はああああああああ、可愛いな、本当に可愛い。どこまでも可愛い。この世に存在しているということが罪なのではないか。

 オフィーリアを無事に家まで送り届けると、イアンは俺を待っていたかのようにその場に立ち尽くし見つめていた。

「これでオフィーリアは安心しただろうな」

「なんのことだ」

「国王に呼ばれたことは想定外だったが、それまでは全部シナリオ通りにしてやっただろ」

「オフィーリアはどんな反応をしていた」

「驚いていたいたな。でも見直したんじゃないか」

「俺をよく言い過ぎたのか」

「いや、お前が出来る男だというのは事実だろ。嘘は言っていない」

 それならいい。帰り道だってオフィーリアの変化はなかった。

 このまま俺のことを知り、そして愛してくれる可能性には着実に近づいているはずだ。

「もしかして、あれだけの溺愛ぶりも全て計算のうちか?」

「いや、それは本心だ」

「だろうな」

 それは最初から分かっているとでも言いたげな顔だった。可愛げがないのは今に始まったことではないが、協力者としてはこの上なく逸材だ。彼がいなければオフィーリアとの時間を確保することもできなかった。

 深く息を吐き、視線を遠くに投げかけた。暗くなり始めた空の中、星がぽつぽつと顔を出し始めている。

「とはいえ、少しは休んだらどうだ」

 イアンの言葉にふっと笑う。

「いつからそんな過保護になったんだ」

「騎士団としての仕事を疎かにするどころか、完璧にこなしているだろう。それに加えてオフィーリアだ。どう考えても両立できるものじゃない」

「できるさ。今のところ支障はない」

「これからは分からないだろ。お前が倒れたと聞けば国王だって黙ってはない」

「……そうかもしれないな」

 オフィーリアを訓練所に連れてきた直後にあった出来事を思い出す。

 イアンにオフィーリアを託し、俺は城の広間に立っていた。国王の前に直立不動の姿勢で控える。国王は威厳のある老齢の男性で、俺を見つめるその眼差しには、何か重大な決断を迫るような厳しさがあった。

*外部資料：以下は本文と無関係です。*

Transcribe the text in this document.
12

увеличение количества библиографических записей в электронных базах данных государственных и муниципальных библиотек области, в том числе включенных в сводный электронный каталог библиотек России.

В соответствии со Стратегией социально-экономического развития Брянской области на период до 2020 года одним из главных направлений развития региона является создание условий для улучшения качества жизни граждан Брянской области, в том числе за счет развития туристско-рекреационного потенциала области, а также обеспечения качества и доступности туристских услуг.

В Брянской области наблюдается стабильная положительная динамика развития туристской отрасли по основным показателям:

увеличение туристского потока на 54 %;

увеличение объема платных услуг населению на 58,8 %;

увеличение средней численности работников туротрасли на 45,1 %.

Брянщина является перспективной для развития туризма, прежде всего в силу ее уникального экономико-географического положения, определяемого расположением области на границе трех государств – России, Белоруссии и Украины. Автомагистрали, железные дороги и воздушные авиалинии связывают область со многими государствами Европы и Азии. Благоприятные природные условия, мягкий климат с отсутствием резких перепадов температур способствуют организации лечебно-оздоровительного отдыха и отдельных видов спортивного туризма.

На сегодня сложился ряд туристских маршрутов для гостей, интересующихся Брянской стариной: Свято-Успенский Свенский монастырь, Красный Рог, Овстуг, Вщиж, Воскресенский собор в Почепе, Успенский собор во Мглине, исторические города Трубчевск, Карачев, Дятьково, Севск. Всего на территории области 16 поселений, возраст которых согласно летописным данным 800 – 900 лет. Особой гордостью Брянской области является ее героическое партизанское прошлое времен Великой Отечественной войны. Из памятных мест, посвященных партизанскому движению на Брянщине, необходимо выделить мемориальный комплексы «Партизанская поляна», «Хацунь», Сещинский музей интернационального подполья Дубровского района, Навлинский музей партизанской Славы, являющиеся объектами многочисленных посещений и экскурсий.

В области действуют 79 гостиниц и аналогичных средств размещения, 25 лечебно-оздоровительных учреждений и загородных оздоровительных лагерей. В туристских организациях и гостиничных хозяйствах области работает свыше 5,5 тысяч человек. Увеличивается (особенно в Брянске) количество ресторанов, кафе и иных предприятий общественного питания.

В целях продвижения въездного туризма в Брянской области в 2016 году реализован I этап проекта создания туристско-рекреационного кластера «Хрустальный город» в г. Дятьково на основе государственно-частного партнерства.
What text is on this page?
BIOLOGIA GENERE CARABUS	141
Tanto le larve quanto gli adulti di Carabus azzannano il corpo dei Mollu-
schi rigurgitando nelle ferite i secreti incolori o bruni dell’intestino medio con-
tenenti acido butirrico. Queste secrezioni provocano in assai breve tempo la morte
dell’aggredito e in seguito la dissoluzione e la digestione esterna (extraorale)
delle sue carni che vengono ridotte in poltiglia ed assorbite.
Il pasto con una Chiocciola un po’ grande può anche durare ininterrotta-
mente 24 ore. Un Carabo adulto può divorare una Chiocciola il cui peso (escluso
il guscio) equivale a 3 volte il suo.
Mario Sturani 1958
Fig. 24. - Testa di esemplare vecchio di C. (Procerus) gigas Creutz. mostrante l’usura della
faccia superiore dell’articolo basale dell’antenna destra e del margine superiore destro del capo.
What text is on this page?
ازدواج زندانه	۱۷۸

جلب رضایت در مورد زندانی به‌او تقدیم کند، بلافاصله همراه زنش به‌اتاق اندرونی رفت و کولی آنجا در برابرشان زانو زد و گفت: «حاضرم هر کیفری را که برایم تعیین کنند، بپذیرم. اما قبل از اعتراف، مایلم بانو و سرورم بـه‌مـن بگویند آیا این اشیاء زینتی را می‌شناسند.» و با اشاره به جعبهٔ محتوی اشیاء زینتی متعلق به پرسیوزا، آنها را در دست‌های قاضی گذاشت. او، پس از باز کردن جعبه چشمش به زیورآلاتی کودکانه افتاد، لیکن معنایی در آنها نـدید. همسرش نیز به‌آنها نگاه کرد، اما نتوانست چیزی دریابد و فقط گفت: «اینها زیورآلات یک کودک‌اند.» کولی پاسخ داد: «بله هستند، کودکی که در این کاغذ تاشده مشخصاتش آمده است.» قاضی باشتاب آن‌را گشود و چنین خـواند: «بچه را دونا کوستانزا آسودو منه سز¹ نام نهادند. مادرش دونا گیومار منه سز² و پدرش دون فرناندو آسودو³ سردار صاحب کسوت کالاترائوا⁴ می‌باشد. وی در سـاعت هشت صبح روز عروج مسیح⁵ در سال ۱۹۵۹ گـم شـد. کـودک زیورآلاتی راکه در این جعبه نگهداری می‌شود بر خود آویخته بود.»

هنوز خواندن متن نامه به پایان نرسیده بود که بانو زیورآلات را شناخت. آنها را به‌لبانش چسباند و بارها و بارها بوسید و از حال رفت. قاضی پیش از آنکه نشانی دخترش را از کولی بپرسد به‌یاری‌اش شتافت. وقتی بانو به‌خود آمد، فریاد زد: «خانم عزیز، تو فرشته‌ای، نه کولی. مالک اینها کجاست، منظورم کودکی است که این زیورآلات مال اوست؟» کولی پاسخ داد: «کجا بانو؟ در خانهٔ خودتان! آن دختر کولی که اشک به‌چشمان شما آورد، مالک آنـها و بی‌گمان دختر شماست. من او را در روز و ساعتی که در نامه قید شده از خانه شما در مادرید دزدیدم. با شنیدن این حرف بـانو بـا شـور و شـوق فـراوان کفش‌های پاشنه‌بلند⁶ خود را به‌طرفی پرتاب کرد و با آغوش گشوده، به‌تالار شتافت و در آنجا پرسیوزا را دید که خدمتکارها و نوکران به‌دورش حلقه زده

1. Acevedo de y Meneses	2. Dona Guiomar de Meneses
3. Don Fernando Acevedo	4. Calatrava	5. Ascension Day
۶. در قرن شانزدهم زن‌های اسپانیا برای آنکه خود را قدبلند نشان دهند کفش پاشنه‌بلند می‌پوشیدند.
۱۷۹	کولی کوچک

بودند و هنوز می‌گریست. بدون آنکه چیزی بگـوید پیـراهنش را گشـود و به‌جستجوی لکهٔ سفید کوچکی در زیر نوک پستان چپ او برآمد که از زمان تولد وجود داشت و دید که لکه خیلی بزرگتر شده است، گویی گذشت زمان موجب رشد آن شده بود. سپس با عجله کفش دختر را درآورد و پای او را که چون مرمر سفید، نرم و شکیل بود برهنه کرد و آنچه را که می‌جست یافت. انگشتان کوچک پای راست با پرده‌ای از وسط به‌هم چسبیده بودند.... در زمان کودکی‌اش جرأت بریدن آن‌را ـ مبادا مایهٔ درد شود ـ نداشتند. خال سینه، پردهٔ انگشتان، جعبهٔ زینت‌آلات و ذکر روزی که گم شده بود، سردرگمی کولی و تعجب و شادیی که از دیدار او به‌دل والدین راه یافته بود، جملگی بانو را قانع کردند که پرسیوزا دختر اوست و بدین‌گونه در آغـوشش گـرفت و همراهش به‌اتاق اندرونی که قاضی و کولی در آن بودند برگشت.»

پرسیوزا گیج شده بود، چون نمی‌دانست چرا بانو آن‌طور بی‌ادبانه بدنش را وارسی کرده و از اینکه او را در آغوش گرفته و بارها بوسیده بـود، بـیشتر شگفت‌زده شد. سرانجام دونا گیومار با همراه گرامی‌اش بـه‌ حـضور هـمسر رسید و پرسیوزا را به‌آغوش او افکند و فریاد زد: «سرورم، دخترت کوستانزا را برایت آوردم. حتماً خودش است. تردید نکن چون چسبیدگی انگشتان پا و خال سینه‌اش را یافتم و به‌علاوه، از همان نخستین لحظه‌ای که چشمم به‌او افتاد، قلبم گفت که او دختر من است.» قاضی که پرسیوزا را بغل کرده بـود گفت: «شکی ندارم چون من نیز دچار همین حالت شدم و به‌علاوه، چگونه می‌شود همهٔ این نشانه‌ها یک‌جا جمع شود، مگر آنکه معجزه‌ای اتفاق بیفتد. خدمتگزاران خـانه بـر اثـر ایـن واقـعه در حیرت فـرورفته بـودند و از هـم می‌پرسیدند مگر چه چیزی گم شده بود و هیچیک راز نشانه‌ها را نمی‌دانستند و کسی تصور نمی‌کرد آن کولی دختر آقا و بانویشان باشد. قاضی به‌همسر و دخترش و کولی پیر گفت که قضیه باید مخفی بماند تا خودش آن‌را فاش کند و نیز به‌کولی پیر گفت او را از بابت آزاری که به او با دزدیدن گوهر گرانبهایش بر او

『アーロ、聞いたところによると、村で少々目立つ行動をしているようだな』

『見回りの範囲を広げたいと思っての行動です』

 不要なことは言うまいと短く答えた。

『責めているわけではない。ただ、私の騎士団長として、無闇に目立つ行動は慎むべきだとは思わんか』

 やはりそうきたか。国王の言葉には明確な意図が含まれていた。

『承知しております。しかし、私が行っていることは村の安全と平和を守るために行っていることです。ご理解いただけないでしょうか』

国王はしばらく黙っていたが、その後すぐにため息をついた。

『よかろう。だが、無用な噂が広まらぬよう、慎重に行動するように。騎士団長たるもの、そして私の右腕となるよう、常に国の利益を第一に考えねばならぬ』

『ご忠告、感謝いたします。今後とも、国のために尽力いたします』

 そろそろ来るころだろうとは思っていたが、やはり国王の耳には入っていたか。

 俺を野放しにしたくないのは、やはり十年前の一件があるからだろう。それでも、この十年大人しくしていたのだから、少しは自由にしてほしいものだ。

 国を守るために尽力はする。だが、最優先事項はオフィーリアだ。